I've been a renter for most of my life, and consequently, a mover. Since 2000, I've called 16 different places "home". I've actually always kind of liked the renter lifestyle: something breaks? Call your landlord, nothing out of pocket for you! Feeling restless, or hate your kitchen? Don't worry, you'll have an entirely new scenery when the lease is up!

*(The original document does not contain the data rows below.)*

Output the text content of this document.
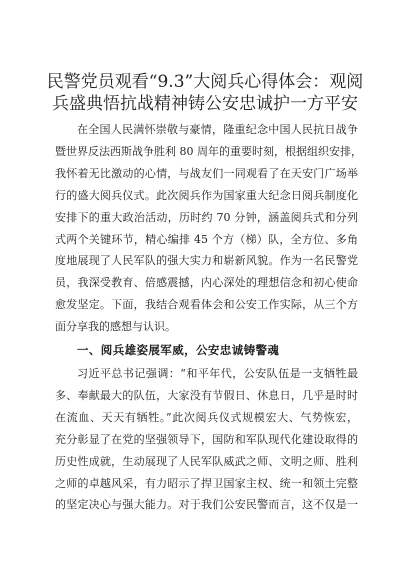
民警党员观看“9.3”大阅兵心得体会：观阅
兵盛典悟抗战精神铸公安忠诚护一方平安
在全国人民满怀崇敬与豪情，隆重纪念中国人民抗日战争
暨世界反法西斯战争胜利 80 周年的重要时刻，根据组织安排，
我怀着无比激动的心情，与战友们一同观看了在天安门广场举
行的盛大阅兵仪式。此次阅兵作为国家重大纪念日阅兵制度化
安排下的重大政治活动，历时约 70 分钟，涵盖阅兵式和分列
式两个关键环节，精心编排 45 个方（梯）队，全方位、多角
度地展现了人民军队的强大实力和崭新风貌。作为一名民警党
员，我深受教育、倍感震撼，内心深处的理想信念和初心使命
愈发坚定。下面，我结合观看体会和公安工作实际，从三个方
面分享我的感想与认识。
一、阅兵雄姿展军威，公安忠诚铸警魂
习近平总书记强调：“和平年代，公安队伍是一支牺牲最
多、奉献最大的队伍，大家没有节假日、休息日，几乎是时时
在流血、天天有牺牲。”此次阅兵仪式规模宏大、气势恢宏，
充分彰显了在党的坚强领导下，国防和军队现代化建设取得的
历史性成就，生动展现了人民军队威武之师、文明之师、胜利
之师的卓越风采，有力昭示了捍卫国家主权、统一和领土完整
的坚定决心与强大能力。对于我们公安民警而言，这不仅是一
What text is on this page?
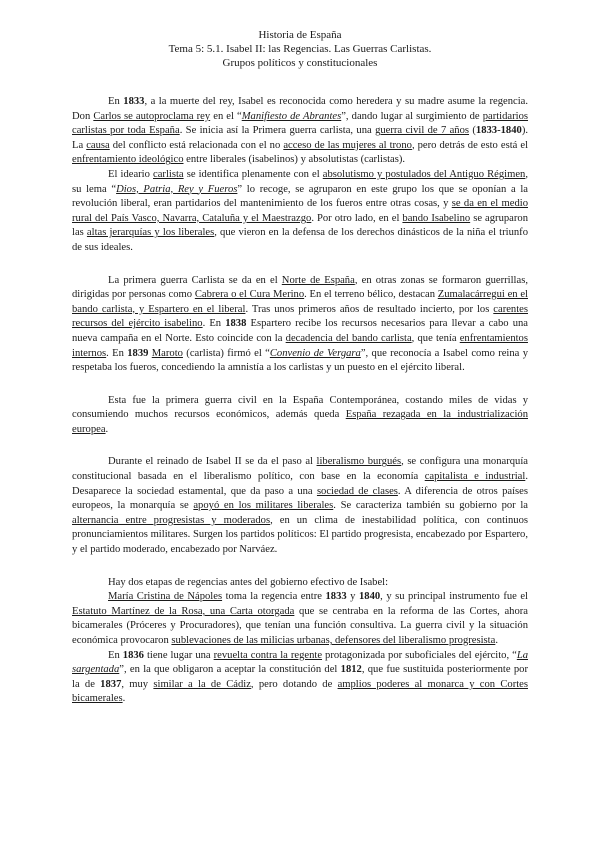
Historia de España
Tema 5: 5.1. Isabel II: las Regencias. Las Guerras Carlistas.
Grupos políticos y constitucionales

En 1833, a la muerte del rey, Isabel es reconocida como heredera y su madre asume la regencia. Don Carlos se autoproclama rey en el “Manifiesto de Abrantes”, dando lugar al surgimiento de partidarios carlistas por toda España. Se inicia así la Primera guerra carlista, una guerra civil de 7 años (1833-1840). La causa del conflicto está relacionada con el no acceso de las mujeres al trono, pero detrás de esto está el enfrentamiento ideológico entre liberales (isabelinos) y absolutistas (carlistas).

El ideario carlista se identifica plenamente con el absolutismo y postulados del Antiguo Régimen, su lema “Dios, Patria, Rey y Fueros” lo recoge, se agruparon en este grupo los que se oponían a la revolución liberal, eran partidarios del mantenimiento de los fueros entre otras cosas, y se da en el medio rural del País Vasco, Navarra, Cataluña y el Maestrazgo. Por otro lado, en el bando Isabelino se agruparon las altas jerarquías y los liberales, que vieron en la defensa de los derechos dinásticos de la niña el triunfo de sus ideales.

La primera guerra Carlista se da en el Norte de España, en otras zonas se formaron guerrillas, dirigidas por personas como Cabrera o el Cura Merino. En el terreno bélico, destacan Zumalacárregui en el bando carlista, y Espartero en el liberal. Tras unos primeros años de resultado incierto, por los carentes recursos del ejército isabelino. En 1838 Espartero recibe los recursos necesarios para llevar a cabo una nueva campaña en el Norte. Esto coincide con la decadencia del bando carlista, que tenía enfrentamientos internos. En 1839 Maroto (carlista) firmó el “Convenio de Vergara”, que reconocía a Isabel como reina y respetaba los fueros, concediendo la amnistía a los carlistas y un puesto en el ejército liberal.

Esta fue la primera guerra civil en la España Contemporánea, costando miles de vidas y consumiendo muchos recursos económicos, además queda España rezagada en la industrialización europea.

Durante el reinado de Isabel II se da el paso al liberalismo burgués, se configura una monarquía constitucional basada en el liberalismo político, con base en la economía capitalista e industrial. Desaparece la sociedad estamental, que da paso a una sociedad de clases. A diferencia de otros países europeos, la monarquía se apoyó en los militares liberales. Se caracteriza también su gobierno por la alternancia entre progresistas y moderados, en un clima de inestabilidad política, con continuos pronunciamientos militares. Surgen los partidos políticos: El partido progresista, encabezado por Espartero, y el partido moderado, encabezado por Narváez.

Hay dos etapas de regencias antes del gobierno efectivo de Isabel:

María Cristina de Nápoles toma la regencia entre 1833 y 1840, y su principal instrumento fue el Estatuto Martínez de la Rosa, una Carta otorgada que se centraba en la reforma de las Cortes, ahora bicamerales (Próceres y Procuradores), que tenían una función consultiva. La guerra civil y la situación económica provocaron sublevaciones de las milicias urbanas, defensores del liberalismo progresista.

En 1836 tiene lugar una revuelta contra la regente protagonizada por suboficiales del ejército, “La sargentada”, en la que obligaron a aceptar la constitución del 1812, que fue sustituida posteriormente por la de 1837, muy similar a la de Cádiz, pero dotando de amplios poderes al monarca y con Cortes bicamerales.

But lately, I've been entertaining the idea of buying a place. I can't afford it (yet), and it took me six months of research to buy a car (not even which model, but I literally just didn't even know how to get a loan, insurance, etc.), so as you can imagine, I'm not quite "adult" enough yet to buy a home. Plus, does our generation even buy places anymore? Or is that a myth I've been telling myself to justify living in an apartment with a sink that's duct taped together? Whatever the answer may be, I've spent many a late night on Zillow, dreaming. Here's my current fantasy:
In my neighborhood, with a garage AND a yard, adorable, and $185,000! BE MINE. But lol whatever $185,000 might as well be $18,500,000 when you are starting from scratch and just because its a good price for the city does not actually mean *I* can afford it. This mindset is why I also often set my Zillow features to "Show me all houses in Chicago under $1 million dollars", because if you're going to dream...
Anyways, as long as we are talking about homes, I wanted to share this awesome project, of America's oddly beautiful suburban sprawl, photographed from the sky:
I mean, look, I love a nice Costco trip or a good parking lot as much as the next person who has spent roughly 1/3 of their life looking for street parking or carrying home a case of Diet Coke on the bus, but the suburbs have always freaked me out a little bit, and I think these images justify that feeling. Chicago Architecture Foundation nailed it when they deemed these "haunting images of our endlessly repetitive development". Still, beautiful in all its symmetry.
Does anyone know any other good suburban photoseries? Maybe its because I'm a product of the burbs, but I just find them really fascinating.
Otherwise, Roll Call for everyone else who finds themselves spending hours upon hours on real estate sites looking at houses you can't afford.